When the chloroprene rubber, which is a solvent-activated adhesive resin, is not used as a component of the binder solution as in Example 1 of Table 1, only the adhesive force due to the chemical reaction of monomers and oligomers of the adhesive component is generated, which is useful in the microcapsule. Not only does the medium play a role at all, but also the adhesion decreases, and when chloroprene rubber is blended as in Example 2, physical adhesion of solvent activation by mixing solvent and chloroprene rubber in the microcapsule and anaerobic adhesion of the adhesive component Adhesion was further improved by chemical reaction adhesion of monomers, oligomers, and initiators simultaneously.

Comparative Examples 1 to 10

Microcapsules were prepared in the same manner as in Examples 1 and 2, but the CHP / DMPT combination was used as the initiator, or none at all, or either of CHP or DMPT was used to make the microcapsules.

A binder was prepared in the same manner as in Examples 1 and 2, and the same method was used to mix the microcapsules and the binder solution, to coat the required portions of the bolts, to dry and to cure the nuts, and to cure the bolts to be bonded. The pretreatment of the / nut specimen and the adhesion test were also performed in the same manner.

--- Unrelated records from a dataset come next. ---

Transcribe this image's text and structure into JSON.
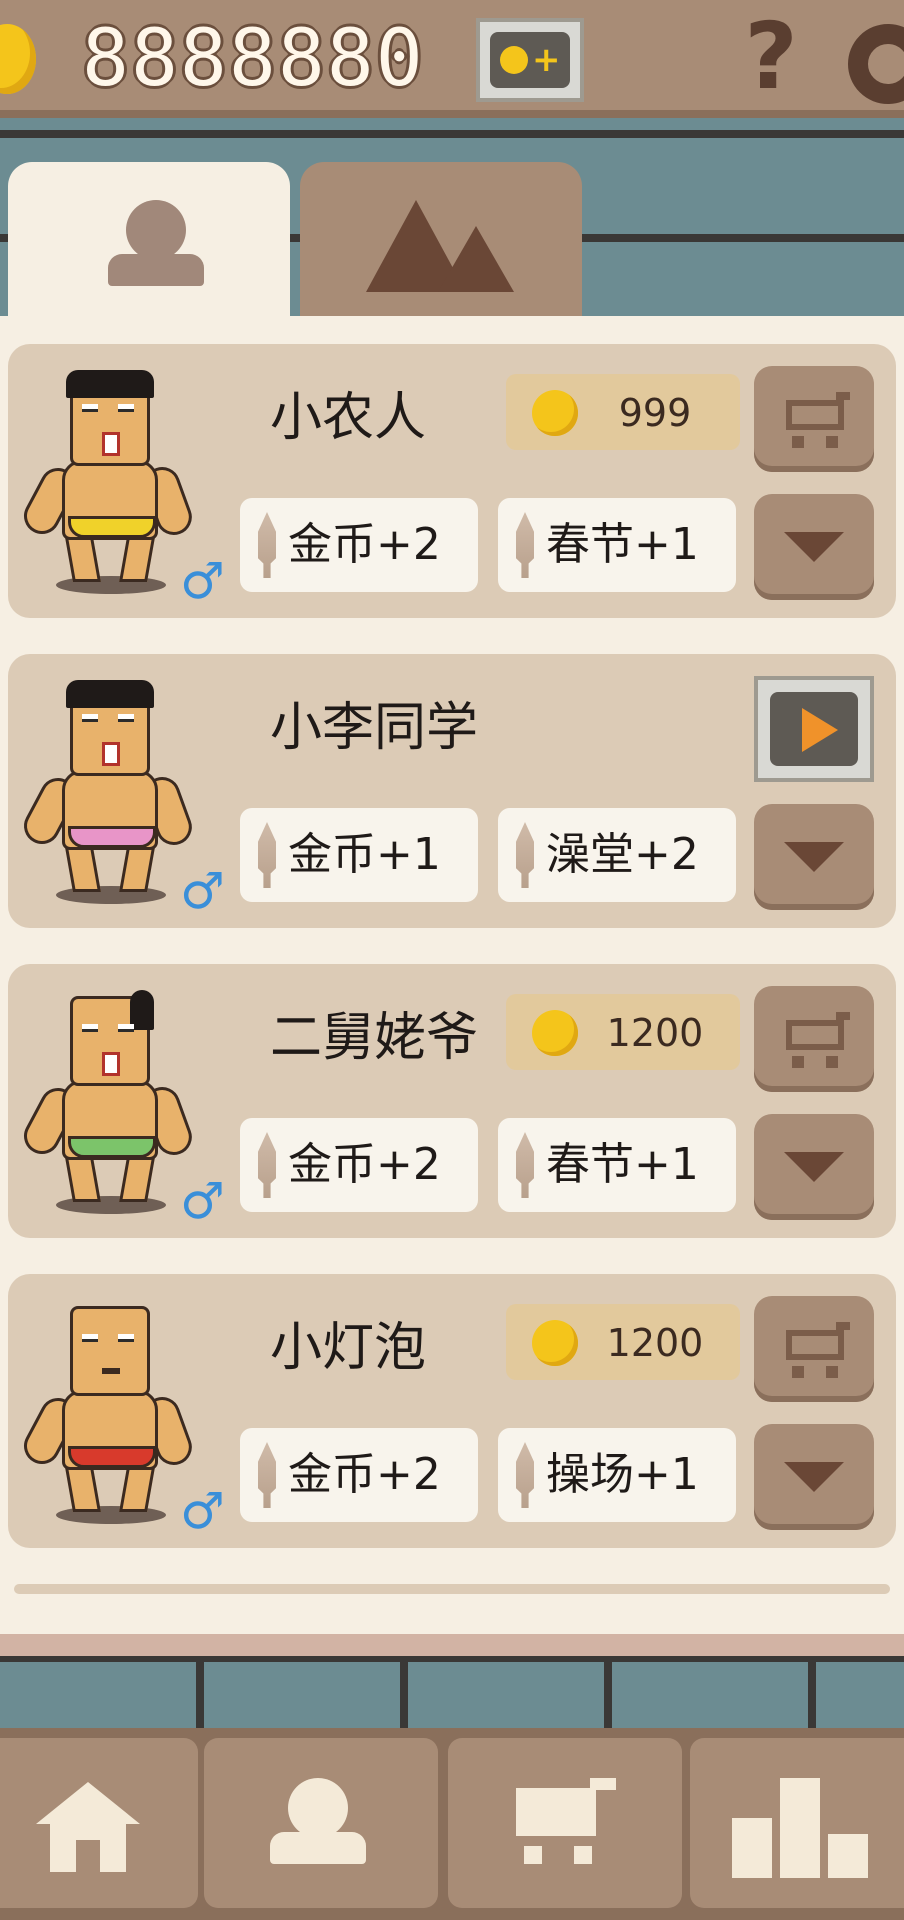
{
  "header": {
    "coin_count": "8888880"
  },
  "tabs": [
    {
      "name": "characters",
      "icon": "person-icon",
      "selected": true
    },
    {
      "name": "scenes",
      "icon": "mountain-icon",
      "selected": false
    }
  ],
  "characters": [
    {
      "name": "小农人",
      "price": "999",
      "action": "buy",
      "shorts_color": "#f0d22a",
      "bonus": [
        "金币+2",
        "春节+1"
      ]
    },
    {
      "name": "小李同学",
      "price": null,
      "action": "watch-video",
      "shorts_color": "#e895c8",
      "bonus": [
        "金币+1",
        "澡堂+2"
      ]
    },
    {
      "name": "二舅姥爷",
      "price": "1200",
      "action": "buy",
      "shorts_color": "#7cc46a",
      "bonus": [
        "金币+2",
        "春节+1"
      ]
    },
    {
      "name": "小灯泡",
      "price": "1200",
      "action": "buy",
      "shorts_color": "#d83a2c",
      "bonus": [
        "金币+2",
        "操场+1"
      ]
    }
  ],
  "bottom_nav": [
    {
      "name": "home",
      "icon": "house-icon"
    },
    {
      "name": "characters",
      "icon": "person-icon"
    },
    {
      "name": "shop",
      "icon": "cart-icon"
    },
    {
      "name": "ranking",
      "icon": "bar-chart-icon"
    }
  ],
  "colors": {
    "coin": "#f4c51b",
    "male_sign": "#3a8fd9",
    "panel_bg": "#f6efe3",
    "card_bg": "#dccbb6",
    "button_brown": "#a88c76"
  }
}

As a result, when the amount of chloroprene rubber in Table 1 of Comparative Examples 1 to 2 was small or large, the adhesive strength was decreased. The weak adhesion even though the solvent-activated chloroprene rubber is included was explained because the physical bonding force without the chemical reaction is all of the adhesion, while Comparative Examples 9 to 10 use only one of CHP or DMPT as an initiator in the microcapsules. In some cases, during the coating-drying process, the loss of the initiator having the opposite function in the binder solution was caused by evaporation, etc., and the adhesion was weak and jagged because the initiation reaction by the entire redox-reduction was incomplete.

Claims (2)

In order to make a microcapsule containing a monomer of an adhesive component, an organic initiator of an oxidizing agent and a reducing agent, an organic solvent, and to use them as an adhesive, a solvent-activated resin, a monomer / oligomer of another adhesive component, a coating enhancer, a coupling agent, In preparing a binder solution composed of a non-tackifier and an organic solvent, When preparing the binder solution, chloroprene rubber is used at a concentration of 0.5 to 8% by weight with respect to the binder mixed solvent as a solvent activation resin, and 15 to 25% by weight of polyester acrylate is used as the monomer / oligomer of the adhesive component. Method for producing a microcapsule adhesive, characterized in that the urethane acrylate is used at a concentration of 10 to 25% by weight, and the carboxyl-modified vinyl chloride-vinyl acetate copolymer is used as a coating enhancer at a concentration of 5 to 13% by weight based on the binder solution. . The method of claim 1, wherein N, N'-dimethyl-p-toluidine and cumene hydroperoxide are used as the organic initiator.